Batteries and charging

The Taranis incorporates a switching regulator which supports various battery types from 6-cell NiMH to 2S and 3S Lipo. The set comes with a 6-cell 800 mAh NiMH battery (it's not stated if it's a low self discharge type). This provides several hours operation.

The battery compartment was designed for AA's, and is too narrow for standard LiPo's. 2100 Eneloops fit perfectly and are the best upgrade option.

The transmitter incorporates an internal charger which takes its power from a mains adapter (included). The charger is compatible with NiMH chemistry only. No specification is provided, however it appears to be a 400mA delta peak device, which works out to a C/2 charge rate with the stock battery - just about right. (Personally I prefer to use an external charger as I like to be able to monitor the charge process. If you substitute LiPo's, then of course you must use an external charger.)

The transmitter lacks a power-on indicator, and it's quite easy to forget to turn it off. Fortunately you can configure an 'inactivity' alarm. I strongly recommend enabling this option. I would also like to have seen an automatic low voltage cut-off as well to avoid accidentally deep-discharging the battery.

The battery connects to the motherboard via a JST-XH connector: On my set, the connector is a slightly loose fit in the socket. No doubt FrSky chose JST-XH as it allows 2-S Lipos to connect via their balance plugs, nevertheless I would have preferred a better quality connector in such a critical area.

Transferring settings from Companion9X

Transferring model setups between the Taranis and Companion9X is easy - once you know how. I hadn't intended to go into too much technical detail, but this is one area which does warrant some explanation.

Key points to note:
  • To read/write model setups, make sure the transmitter is switched on and warnings cleared before connecting to the PC.
  • To read/flash the firmware, first install the Zadig driver. Make sure the transmitter is switched off  before connecting to the PC.

FrSky Taranis transmitter
Channel monitor showing F3F setup after uploading from Companion9X


My F3F setup uses 37 mixer lines and various custom functions. Nevertheless, the response using the X8R receiver is very good - visibly better than the equivalent setup on the Multiplex Profi 4000.


So... first impressions: conservatively styled, adequate mouldings, nice sticks, though average overall ergonomics. Documentation is poor. Poor access to on-off switch due to neckstrap balance arm. Latency with the X8R Rx seems very good. The native UI is rather dated and most pilots will want to program it using Companion9X. Battery connector could be better.

If all this sounds a bit niggly in part, remember that the distinguishing feature of this radio is its OpenTx operating system and its - OK, I'll say it - its startlingly low price.

I have already posted about OpenTx, but to quickly summarise: OpenTx is an extremely flexible o/s with support for sound, integrated telemetry and many other features you'd normally expect on much higher price sets. OpenTx does have a steep learning curve though. If you understand Multiplex's style of programming, you'll have a head start. If you have trouble understanding programming of radio gear in general, however, OpenTx is not for you.
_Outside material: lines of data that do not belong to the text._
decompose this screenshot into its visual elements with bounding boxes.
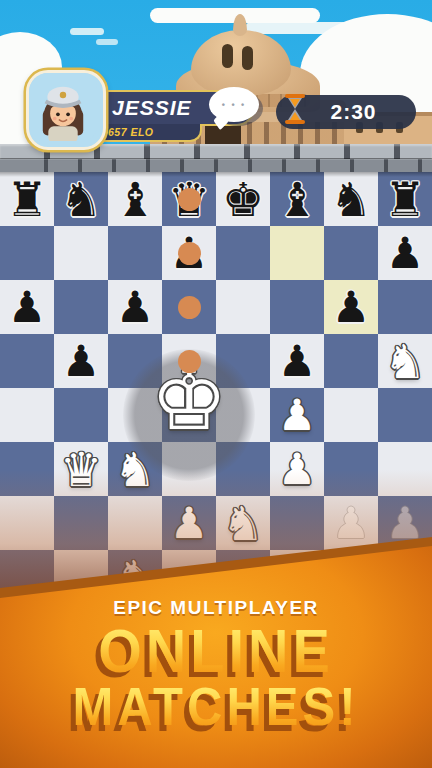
piece-black-bishop[interactable]: ♝	[270, 172, 324, 226]
square-g4[interactable]	[324, 388, 378, 442]
piece-black-king[interactable]: ♚	[216, 172, 270, 226]
square-g3[interactable]	[324, 442, 378, 496]
square-a5[interactable]	[0, 334, 54, 388]
square-e2[interactable]: ♞	[216, 496, 270, 550]
headline-text: MATCHES!	[73, 678, 360, 736]
piece-black-pawn[interactable]: ♟	[108, 280, 162, 334]
square-e7[interactable]	[216, 226, 270, 280]
square-g5[interactable]	[324, 334, 378, 388]
piece-white-knight[interactable]: ♞	[378, 334, 432, 388]
app-screen: JESSIE 657 ELO • • • 2:30 ♜♞♝♛♚♝♞♜♟♟♟♟♟♟…	[0, 0, 432, 768]
piece-black-rook[interactable]: ♜	[0, 172, 54, 226]
square-g7[interactable]	[324, 226, 378, 280]
piece-black-knight[interactable]: ♞	[324, 172, 378, 226]
square-c8[interactable]: ♝	[108, 172, 162, 226]
square-f6[interactable]	[270, 280, 324, 334]
move-hint-dot-d8[interactable]	[178, 188, 201, 211]
square-b7[interactable]	[54, 226, 108, 280]
piece-black-pawn[interactable]: ♟	[0, 280, 54, 334]
square-d4[interactable]: ♚	[162, 388, 216, 442]
square-c6[interactable]: ♟	[108, 280, 162, 334]
square-g6[interactable]: ♟	[324, 280, 378, 334]
piece-black-bishop[interactable]: ♝	[108, 172, 162, 226]
piece-white-pawn[interactable]: ♟	[162, 496, 216, 550]
square-g2[interactable]: ♟	[324, 496, 378, 550]
piece-black-rook[interactable]: ♜	[378, 172, 432, 226]
piece-white-queen[interactable]: ♛	[54, 442, 108, 496]
square-b8[interactable]: ♞	[54, 172, 108, 226]
player-elo-plate: 657 ELO	[92, 124, 202, 142]
timer-value: 2:30	[307, 100, 416, 124]
piece-white-pawn[interactable]: ♟	[270, 442, 324, 496]
piece-black-pawn[interactable]: ♟	[324, 280, 378, 334]
square-f8[interactable]: ♝	[270, 172, 324, 226]
banner-headline-1: ONLINE ONLINE	[98, 619, 334, 684]
square-h3[interactable]	[378, 442, 432, 496]
square-f7[interactable]	[270, 226, 324, 280]
piece-black-knight[interactable]: ♞	[54, 172, 108, 226]
square-c7[interactable]	[108, 226, 162, 280]
piece-white-pawn[interactable]: ♟	[270, 388, 324, 442]
square-g8[interactable]: ♞	[324, 172, 378, 226]
piece-black-pawn[interactable]: ♟	[270, 334, 324, 388]
player-name: JESSIE	[94, 96, 192, 120]
square-c3[interactable]: ♞	[108, 442, 162, 496]
piece-white-pawn[interactable]: ♟	[324, 496, 378, 550]
headline-text: ONLINE	[98, 616, 334, 684]
avatar-image	[29, 73, 97, 141]
chat-bubble-icon[interactable]: • • •	[209, 87, 259, 122]
chat-dots: • • •	[222, 100, 246, 110]
piece-white-knight[interactable]: ♞	[108, 442, 162, 496]
square-a4[interactable]	[0, 388, 54, 442]
hourglass-icon	[283, 93, 307, 125]
square-f3[interactable]: ♟	[270, 442, 324, 496]
square-d2[interactable]: ♟	[162, 496, 216, 550]
square-e8[interactable]: ♚	[216, 172, 270, 226]
square-a7[interactable]	[0, 226, 54, 280]
square-h6[interactable]	[378, 280, 432, 334]
square-b4[interactable]	[54, 388, 108, 442]
square-e3[interactable]	[216, 442, 270, 496]
square-a8[interactable]: ♜	[0, 172, 54, 226]
square-f4[interactable]: ♟	[270, 388, 324, 442]
chess-board: ♜♞♝♛♚♝♞♜♟♟♟♟♟♟♟♞♚♟♛♞♟♟♞♟♟♞	[0, 172, 432, 604]
piece-white-knight[interactable]: ♞	[216, 496, 270, 550]
piece-black-pawn[interactable]: ♟	[54, 334, 108, 388]
square-c2[interactable]	[108, 496, 162, 550]
square-e6[interactable]	[216, 280, 270, 334]
square-b3[interactable]: ♛	[54, 442, 108, 496]
square-b6[interactable]	[54, 280, 108, 334]
square-b5[interactable]: ♟	[54, 334, 108, 388]
timer-bar: 2:30	[276, 95, 416, 129]
square-f2[interactable]	[270, 496, 324, 550]
move-hint-dot-d7[interactable]	[178, 242, 201, 265]
square-h4[interactable]	[378, 388, 432, 442]
move-hint-dot-d5[interactable]	[178, 350, 201, 373]
banner-headline-2: MATCHES! MATCHES!	[73, 679, 360, 736]
square-f5[interactable]: ♟	[270, 334, 324, 388]
square-a3[interactable]	[0, 442, 54, 496]
move-hint-dot-d6[interactable]	[178, 296, 201, 319]
square-a2[interactable]	[0, 496, 54, 550]
square-a6[interactable]: ♟	[0, 280, 54, 334]
player-avatar[interactable]	[26, 70, 106, 150]
square-h8[interactable]: ♜	[378, 172, 432, 226]
square-h5[interactable]: ♞	[378, 334, 432, 388]
square-b2[interactable]	[54, 496, 108, 550]
square-h7[interactable]: ♟	[378, 226, 432, 280]
square-d3[interactable]	[162, 442, 216, 496]
piece-white-king[interactable]: ♚	[162, 388, 216, 442]
piece-black-pawn[interactable]: ♟	[378, 226, 432, 280]
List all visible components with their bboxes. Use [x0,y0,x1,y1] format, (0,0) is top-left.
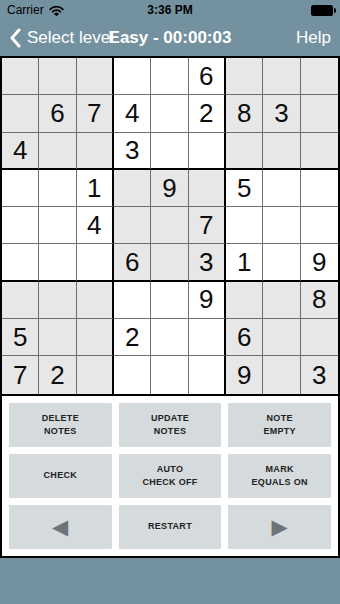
cell-r7c9[interactable]: 8 [301,282,338,319]
cell-r5c3[interactable]: 4 [77,207,114,244]
cell-r3c3[interactable] [77,133,114,170]
help-button[interactable]: Help [296,28,331,48]
button-label-line: RESTART [148,520,192,533]
right-arrow-icon: ▶ [271,516,287,537]
mark-equals-button[interactable]: MARK EQUALS ON [228,454,331,498]
cell-r4c5[interactable]: 9 [151,170,188,207]
button-label-line: CHECK [44,469,78,482]
cell-r6c6[interactable]: 3 [189,244,226,281]
cell-r5c8[interactable] [263,207,300,244]
restart-button[interactable]: RESTART [119,505,222,549]
app-screen: Carrier 3:36 PM Select level Easy - 00:0… [0,0,340,604]
cell-r9c2[interactable]: 2 [39,356,76,393]
cell-r9c5[interactable] [151,356,188,393]
cell-r3c8[interactable] [263,133,300,170]
button-label-line: MARK [266,463,294,476]
cell-r9c8[interactable] [263,356,300,393]
cell-r8c2[interactable] [39,319,76,356]
cell-r4c3[interactable]: 1 [77,170,114,207]
cell-r1c3[interactable] [77,58,114,95]
cell-r2c9[interactable] [301,95,338,132]
auto-check-button[interactable]: AUTO CHECK OFF [119,454,222,498]
battery-icon [311,5,333,16]
button-label-line: UPDATE [151,412,189,425]
cell-r2c3[interactable]: 7 [77,95,114,132]
cell-r8c4[interactable]: 2 [114,319,151,356]
cell-r6c1[interactable] [2,244,39,281]
wifi-icon [49,5,64,16]
cell-r8c8[interactable] [263,319,300,356]
back-button[interactable]: Select level [9,28,114,48]
cell-r2c7[interactable]: 8 [226,95,263,132]
cell-r3c1[interactable]: 4 [2,133,39,170]
cell-r1c8[interactable] [263,58,300,95]
nav-title: Easy - 00:00:03 [109,28,232,48]
cell-r4c9[interactable] [301,170,338,207]
cell-r5c7[interactable] [226,207,263,244]
cell-r6c7[interactable]: 1 [226,244,263,281]
back-label: Select level [27,28,114,48]
cell-r7c7[interactable] [226,282,263,319]
cell-r9c6[interactable] [189,356,226,393]
cell-r9c3[interactable] [77,356,114,393]
cell-r7c6[interactable]: 9 [189,282,226,319]
carrier-label: Carrier [7,3,44,17]
button-label-line: DELETE [42,412,79,425]
note-empty-button[interactable]: NOTE EMPTY [228,403,331,447]
cell-r2c2[interactable]: 6 [39,95,76,132]
prev-button[interactable]: ◀ [9,505,112,549]
cell-r1c1[interactable] [2,58,39,95]
cell-r8c3[interactable] [77,319,114,356]
cell-r7c1[interactable] [2,282,39,319]
button-label-line: NOTE [267,412,293,425]
cell-r2c5[interactable] [151,95,188,132]
cell-r6c9[interactable]: 9 [301,244,338,281]
cell-r3c5[interactable] [151,133,188,170]
status-bar: Carrier 3:36 PM [0,0,340,20]
cell-r4c7[interactable]: 5 [226,170,263,207]
cell-r6c8[interactable] [263,244,300,281]
next-button[interactable]: ▶ [228,505,331,549]
cell-r3c6[interactable] [189,133,226,170]
cell-r1c4[interactable] [114,58,151,95]
button-label-line: NOTES [154,425,187,438]
cell-r2c6[interactable]: 2 [189,95,226,132]
cell-r5c5[interactable] [151,207,188,244]
cell-r2c8[interactable]: 3 [263,95,300,132]
controls-panel: DELETE NOTES UPDATE NOTES NOTE EMPTY CHE… [2,396,338,556]
cell-r1c7[interactable] [226,58,263,95]
cell-r4c8[interactable] [263,170,300,207]
cell-r5c9[interactable] [301,207,338,244]
cell-r1c2[interactable] [39,58,76,95]
cell-r9c7[interactable]: 9 [226,356,263,393]
cell-r5c2[interactable] [39,207,76,244]
cell-r8c9[interactable] [301,319,338,356]
sudoku-board: 667428343195476319985267293 [2,58,338,396]
delete-notes-button[interactable]: DELETE NOTES [9,403,112,447]
cell-r7c8[interactable] [263,282,300,319]
left-arrow-icon: ◀ [52,516,68,537]
cell-r7c4[interactable] [114,282,151,319]
nav-bar: Select level Easy - 00:00:03 Help [0,20,340,56]
cell-r9c4[interactable] [114,356,151,393]
update-notes-button[interactable]: UPDATE NOTES [119,403,222,447]
button-label-line: EQUALS ON [252,476,308,489]
button-label-line: CHECK OFF [142,476,197,489]
content-panel: 667428343195476319985267293 DELETE NOTES… [0,56,340,558]
cell-r5c4[interactable] [114,207,151,244]
cell-r8c5[interactable] [151,319,188,356]
cell-r3c4[interactable]: 3 [114,133,151,170]
cell-r7c3[interactable] [77,282,114,319]
cell-r2c4[interactable]: 4 [114,95,151,132]
chevron-left-icon [9,28,21,48]
cell-r8c7[interactable]: 6 [226,319,263,356]
cell-r6c5[interactable] [151,244,188,281]
cell-r3c7[interactable] [226,133,263,170]
cell-r4c6[interactable] [189,170,226,207]
cell-r6c3[interactable] [77,244,114,281]
cell-r1c5[interactable] [151,58,188,95]
cell-r4c4[interactable] [114,170,151,207]
time-label: 3:36 PM [147,3,192,17]
cell-r1c9[interactable] [301,58,338,95]
cell-r4c2[interactable] [39,170,76,207]
cell-r7c2[interactable] [39,282,76,319]
cell-r7c5[interactable] [151,282,188,319]
cell-r3c2[interactable] [39,133,76,170]
cell-r2c1[interactable] [2,95,39,132]
cell-r5c1[interactable] [2,207,39,244]
cell-r8c1[interactable]: 5 [2,319,39,356]
cell-r3c9[interactable] [301,133,338,170]
cell-r6c2[interactable] [39,244,76,281]
cell-r8c6[interactable] [189,319,226,356]
cell-r4c1[interactable] [2,170,39,207]
cell-r9c9[interactable]: 3 [301,356,338,393]
cell-r9c1[interactable]: 7 [2,356,39,393]
button-label-line: AUTO [157,463,184,476]
cell-r1c6[interactable]: 6 [189,58,226,95]
cell-r6c4[interactable]: 6 [114,244,151,281]
button-label-line: EMPTY [263,425,296,438]
check-button[interactable]: CHECK [9,454,112,498]
cell-r5c6[interactable]: 7 [189,207,226,244]
button-label-line: NOTES [44,425,77,438]
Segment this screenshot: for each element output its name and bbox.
What next? Well the Taranis now has my full-fat F3F program installed, so the next task is to evaluate the radio in the field. This really is the acid test - features are all very well, but ease of adjustment on the slope is crucial, especially when trimming a new model.

Stay tuned.



Anonymous said...

Driver install details can be found in the manual for opentx.

Unknown said...

Hi, I have just used my Taranis and so far it performs well. I have a couple of niggles: Poor standard Tx battery supplied and if replaced by a 2100 mAh NiMH, or Lithium pack external charging requires the battery cover to be removed each time charging takes place. These covers are not designed to be removed so often and will eventually break in the retaining lug area. The second niggle relates to the Failsafe mode. This only works with the X series receivers, so the old Frsky 8VR-11 receivers will not have the failsafe feature - I'm not happy about this so I guess the only option here would be to use the old Frsky JR type Tx module.